Interestingly, the authors analyzed the 12-month freedom from major adverse cardiac or cerebrovascular events (MACCE) after stratification by tertiles of the distal angle B. Theoretically, in LM bifurcations treated with the crush technique, a wide distal angle B may be associated with less optimal expansion and apposition of the side branch stent, especially at the site of the ostium. Conversely, a narrow distal angle B could negatively affect the outcome of the culotte technique due to the increased stent cell size necessary to span an oblique ostium. However, no differences in clinical outcomes were noted across different groups, regardless of whether diastolic or systolic values were analyzed or whether one or two stents were used. Given the small sample size and the retrospective nature of their study, the authors concluded that the potential long-term predictive value of BA assessment and its prospective applicability during PCI deserve further investigation. Recently, the same authors reported on the 5-year outcomes of the 266 patients eligible for the analysis and confirmed that stratification across pre-PCI diastolic distal BA tertiles (< 82°, 82°-106°, ≥ 107°) failed to show any difference in MACCE rates.45 Interestingly, patients with bifurcation disease and post-PCI systolic-diastolic range < 10° had significantly higher MACCE rates (50.8% vs 22.7%; P < .001), and a post-PCI systolic-diastolic range < 10° was an independent predictor of MACCE, demonstrating the crucial role of the unprotected LM post-PCI 3D reconstruction of the bifurcation geometry on the patient's prognosis. However, despite this latter study, which did not identify 3D-QCA pre-PCI as a significant predictor, based on its retrospective analysis, it cannot be excluded that a LM bifurcation PCI guided from the 3D analysis could lead to different results; thus, to date whether pre-PCI 3D QCA is able to significantly impact on prognosis remains still unclear, but there can be yet hypothesized a potential role of this imaging on guiding distal LM PCI and ameliorating outcomes. Further studies to address this issue are needed.
Conclusions
Compared with non-LM bifurcations, the LM bifurcation has peculiar anatomic characteristics, including a wider carina and a larger distal angle.
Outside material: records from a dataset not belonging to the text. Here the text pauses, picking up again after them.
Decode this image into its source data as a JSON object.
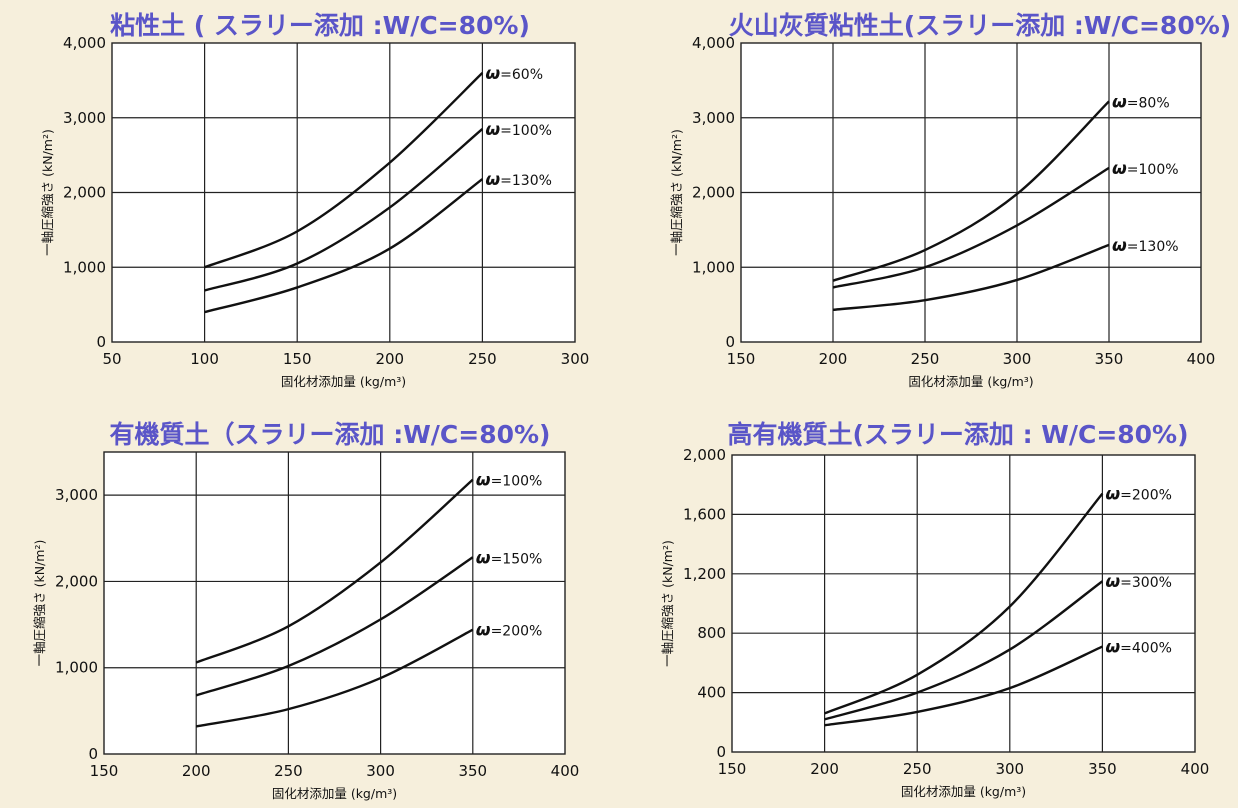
{
  "chart_data": [
    {
      "type": "line",
      "title": "粘性土 ( スラリー添加 :W/C=80%)",
      "xlabel": "固化材添加量 (kg/m³)",
      "ylabel": "一軸圧縮強さ (kN/m²)",
      "xlim": [
        50,
        300
      ],
      "ylim": [
        0,
        4000
      ],
      "xticks": [
        50,
        100,
        150,
        200,
        250,
        300
      ],
      "yticks": [
        0,
        1000,
        2000,
        3000,
        4000
      ],
      "ytick_labels": [
        "0",
        "1,000",
        "2,000",
        "3,000",
        "4,000"
      ],
      "grid": true,
      "series": [
        {
          "name": "=60%",
          "x": [
            100,
            150,
            200,
            250
          ],
          "y": [
            1000,
            1480,
            2400,
            3600
          ]
        },
        {
          "name": "=100%",
          "x": [
            100,
            150,
            200,
            250
          ],
          "y": [
            690,
            1050,
            1800,
            2850
          ]
        },
        {
          "name": "=130%",
          "x": [
            100,
            150,
            200,
            250
          ],
          "y": [
            400,
            730,
            1250,
            2180
          ]
        }
      ]
    },
    {
      "type": "line",
      "title": "火山灰質粘性土(スラリー添加 :W/C=80%)",
      "xlabel": "固化材添加量 (kg/m³)",
      "ylabel": "一軸圧縮強さ (kN/m²)",
      "xlim": [
        150,
        400
      ],
      "ylim": [
        0,
        4000
      ],
      "xticks": [
        150,
        200,
        250,
        300,
        350,
        400
      ],
      "yticks": [
        0,
        1000,
        2000,
        3000,
        4000
      ],
      "ytick_labels": [
        "0",
        "1,000",
        "2,000",
        "3,000",
        "4,000"
      ],
      "grid": true,
      "series": [
        {
          "name": "=80%",
          "x": [
            200,
            250,
            300,
            350
          ],
          "y": [
            820,
            1230,
            1980,
            3220
          ]
        },
        {
          "name": "=100%",
          "x": [
            200,
            250,
            300,
            350
          ],
          "y": [
            730,
            1000,
            1560,
            2330
          ]
        },
        {
          "name": "=130%",
          "x": [
            200,
            250,
            300,
            350
          ],
          "y": [
            430,
            560,
            830,
            1300
          ]
        }
      ]
    },
    {
      "type": "line",
      "title": "有機質土（スラリー添加 :W/C=80%)",
      "xlabel": "固化材添加量 (kg/m³)",
      "ylabel": "一軸圧縮強さ (kN/m²)",
      "xlim": [
        150,
        400
      ],
      "ylim": [
        0,
        3500
      ],
      "xticks": [
        150,
        200,
        250,
        300,
        350,
        400
      ],
      "yticks": [
        0,
        1000,
        2000,
        3000
      ],
      "ytick_labels": [
        "0",
        "1,000",
        "2,000",
        "3,000"
      ],
      "grid": true,
      "series": [
        {
          "name": "=100%",
          "x": [
            200,
            250,
            300,
            350
          ],
          "y": [
            1060,
            1480,
            2220,
            3180
          ]
        },
        {
          "name": "=150%",
          "x": [
            200,
            250,
            300,
            350
          ],
          "y": [
            680,
            1020,
            1560,
            2280
          ]
        },
        {
          "name": "=200%",
          "x": [
            200,
            250,
            300,
            350
          ],
          "y": [
            320,
            520,
            880,
            1440
          ]
        }
      ]
    },
    {
      "type": "line",
      "title": "高有機質土(スラリー添加 : W/C=80%)",
      "xlabel": "固化材添加量 (kg/m³)",
      "ylabel": "一軸圧縮強さ (kN/m²)",
      "xlim": [
        150,
        400
      ],
      "ylim": [
        0,
        2000
      ],
      "xticks": [
        150,
        200,
        250,
        300,
        350,
        400
      ],
      "yticks": [
        0,
        400,
        800,
        1200,
        1600,
        2000
      ],
      "ytick_labels": [
        "0",
        "400",
        "800",
        "1,200",
        "1,600",
        "2,000"
      ],
      "grid": true,
      "series": [
        {
          "name": "=200%",
          "x": [
            200,
            250,
            300,
            350
          ],
          "y": [
            260,
            520,
            980,
            1740
          ]
        },
        {
          "name": "=300%",
          "x": [
            200,
            250,
            300,
            350
          ],
          "y": [
            220,
            400,
            690,
            1150
          ]
        },
        {
          "name": "=400%",
          "x": [
            200,
            250,
            300,
            350
          ],
          "y": [
            180,
            270,
            430,
            710
          ]
        }
      ]
    }
  ],
  "colors": {
    "background": "#f6efdc",
    "plot_background": "#ffffff",
    "title": "#5a55c8",
    "line": "#111111",
    "grid": "#222222"
  }
}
The 3D geometry of the LM bifurcation typically results in specific patterns of plaque distribution. Plaque distribution may in turn significantly affect the procedural and long-term clinical and angiographic outcomes of LM PCI. Therefore, each LM bifurcation must be approached and treated according to its unique anatomic and pathologic characteristics. Novel classification schemes of plaque distribution and 3D assessment may be valuable aids to get a working picture of the bifurcation geometry. ![]()
The authors report no real or apparent conflicts of interest.